Cristina Magder is the Data Collections Development Manager at the UK Data Archive at the University of Essex. She oversees the data collections functions and research data management training portfolio for the UK Data Archive (lead organisation for the UK Data Service). Her main teaching interests are data management planning, working, sharing and archiving data with specific focus on data quality assurance and disclosure control.

Dr. Alita Nandi is a Senior Research Fellow at the Institute for Social and Economic Research (ISER), University of Essex and Associate Director (Outreach) of Understanding Society overseeing its user support and training activities. She conducts empirical research to investigate ethnic and gender differences in subjective and economic wellbeing and to understand the formation of identity, the correlates of harassment & discrimination and their role in determining life outcomes. She has extensive experience of using panel data methods and large scale panel surveys including the BHPS, Understanding Society, NLSY79. She has co-authored a book with Dr. Longhi, A Practical Guide to Using Panel Data, which provides practical guidance for conducting panel data analysis using some of the popular panel datasets of the world. 

Dr Piotr Marzec is a Data Analyst and Training Officer at the Institute for Social and Economic Research (ISER) at the University of Essex where he is responsible for conducting a wide range of data analysis projects and developing and teaching courses on Understanding Society and panel data methods. In 2019 he was awarded a PhD in Sociology by the School of Sociology, Politics and International Studies (SPAIS), the University of Bristol. Before joining ISER he worked as a Research Associate in SPAIS at the University of Bristol. His research interests include class and social stratification, particularly in relation to lifestyles patterns. 

Course Content:

Longitudinal data are a powerful resource for socio-economic research. This course provides an introduction to reproducible research using an interactive R Markdown Notebook and the largest longitudinal household panel study as a case study, Understanding Society. The course focuses on best practices for data management while conducting reproducible research. It will guide participants through the process of conducting quantitative analysis covering such topics as: finding key survey information for their research, understanding the conditions for accessing data, basics of good data management practices, techniques for setting up and cleaning the data for longitudinal data analysis, and finally conducting longitudinal data analysis (pooled regression, fixed and random effects). Students will also learn to record, interpret and present the estimation results using visualisations methods. Students will work in groups, facilitated by course instructors, to complete an interactive R Markdown Notebook during the course.

Course Objectives:

The main objective of this course is to learn how to conduct reproducible research using longitudinal data.
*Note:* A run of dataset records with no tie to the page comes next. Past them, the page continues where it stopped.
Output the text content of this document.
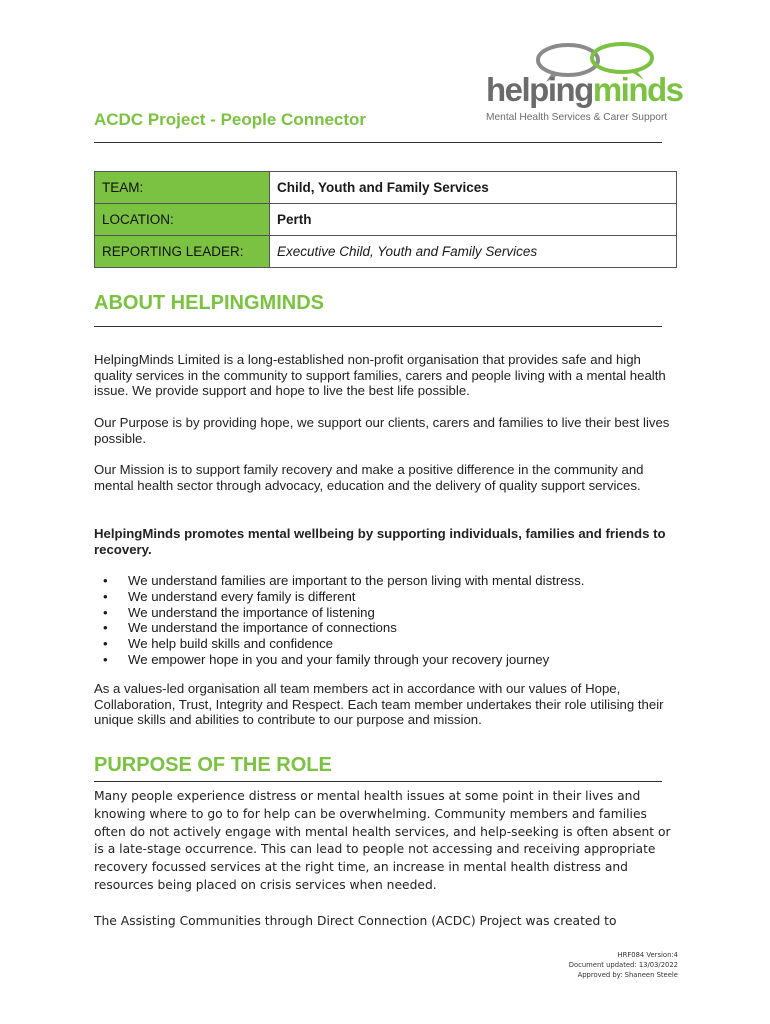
helpingminds
Mental Health Services & Carer Support
ACDC Project - People Connector
TEAM:	Child, Youth and Family Services
LOCATION:	Perth
REPORTING LEADER:	Executive Child, Youth and Family Services
ABOUT HELPINGMINDS
HelpingMinds Limited is a long-established non-profit organisation that provides safe and high quality services in the community to support families, carers and people living with a mental health issue. We provide support and hope to live the best life possible.
Our Purpose is by providing hope, we support our clients, carers and families to live their best lives possible.
Our Mission is to support family recovery and make a positive difference in the community and mental health sector through advocacy, education and the delivery of quality support services.
HelpingMinds promotes mental wellbeing by supporting individuals, families and friends to recovery.
• We understand families are important to the person living with mental distress.
• We understand every family is different
• We understand the importance of listening
• We understand the importance of connections
• We help build skills and confidence
• We empower hope in you and your family through your recovery journey
As a values-led organisation all team members act in accordance with our values of Hope, Collaboration, Trust, Integrity and Respect. Each team member undertakes their role utilising their unique skills and abilities to contribute to our purpose and mission.
PURPOSE OF THE ROLE
Many people experience distress or mental health issues at some point in their lives and knowing where to go to for help can be overwhelming. Community members and families often do not actively engage with mental health services, and help-seeking is often absent or is a late-stage occurrence. This can lead to people not accessing and receiving appropriate recovery focussed services at the right time, an increase in mental health distress and resources being placed on crisis services when needed.
The Assisting Communities through Direct Connection (ACDC) Project was created to
HRF084 Version:4
Document updated: 13/03/2022
Approved by: Shaneen Steele
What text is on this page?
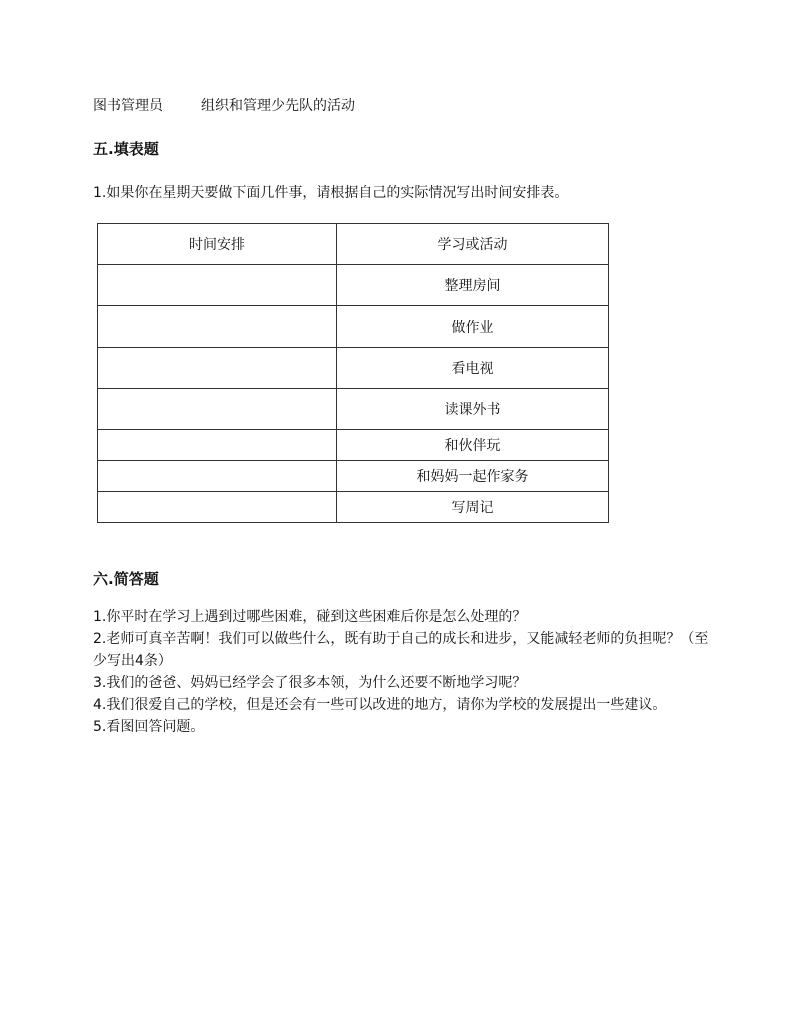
图书管理员	组织和管理少先队的活动
五.填表题
1.如果你在星期天要做下面几件事，请根据自己的实际情况写出时间安排表。
时间安排	学习或活动
	整理房间
	做作业
	看电视
	读课外书
	和伙伴玩
	和妈妈一起作家务
	写周记
六.简答题
1.你平时在学习上遇到过哪些困难，碰到这些困难后你是怎么处理的？
2.老师可真辛苦啊！我们可以做些什么，既有助于自己的成长和进步，又能减轻老师的负担呢？（至少写出4条）
3.我们的爸爸、妈妈已经学会了很多本领，为什么还要不断地学习呢？
4.我们很爱自己的学校，但是还会有一些可以改进的地方，请你为学校的发展提出一些建议。
5.看图回答问题。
Students will gain an introductory understanding of data management techniques, they will acquire a working knowledge of data cleaning, data restructuring, basic longitudinal analysis methods and visualisation techniques using a variety of packages in R Studio. Working in groups and building on shared knowledge students will become familiarized with R Markdown. By the end of the course, students should be able to address research questions requiring longitudinal data analysis and confidently use R Markdown Notebooks.

Course Prerequisites:

This is an introductory course, however students are expected to have basic knowledge of cross-sectional linear regression (OLS) and basic understanding of R including data structures and functions. Students should have R and R studio installed on their PCs.

Representative background reading:

Cameron, C. and Trivedi, P.K. (2005) Microeconometrics: Methods and Applications Cambridge University Press.

Gayle, V. and Lambert, P. (2018) What is Quantitative Longitudinal Data Analysis? Bloomsbury Academic.

Longhi, S. and Nandi, A. (2015) A Practical Guide to using Panel Data. SAGE.

Mehmetoglu, M. and Jakobsen, T.G. (2016) Applied Statistics Using Stata A Guide for the Social Sciences Blackwell Inc.

Wooldridge, J. M. (2010) Econometric Analysis of Cross Section and Panel Data: Second Edition. The MIT Press.

Grolemund, G. (2014). Hands-on programming with R. Available at: [last accessed 9 Feb 2021]

Grolemund, G. and Wickham, H. (2016). R for Data Science. Available at [last accessed 9 Feb 2021]


Course Outline


Day 1 – Introduction to longitudinal and panel surveys

  • Outline of the course
  • Introduction to longitudinal & panel surveys
  • Case study: Overview of Understanding Society and its key features
  • Overview of R Studio and R Markdown Notebooks
  • Exercise: forming work groups and setting up group’s research question


Day 2 – Basics of data management, access and restrictions

  • FAIR data, licencing, terms and conditions and user responsibilities
  • Case study: accessing Understanding Society via the UK Data Service
  • Understanding the data structure (file and variable naming conventions, file content), and versioning
  • Exercise: importing data and producing basic descriptive statistics


Day 3 – Setting up the data, cleaning and inconsistencies

  • Setting up the data for longitudinal data methods
  • Understanding missing values, reporting errors and inconsistencies and weighting
  • Exercise: creating basic derived variables to measure change


Day 4 – Longitudinal data analysis and visualisation

  • Longitudinal data analysis: pooled regression, fixed effects, random effect
  • Visualisation fundamentals: bar charts, line charts, scatter plots and growth plots
  • Exercise: visualising your estimation results


Day 5Research findings and discussion

  • Analysing the data to address your research question
  • Presenting findings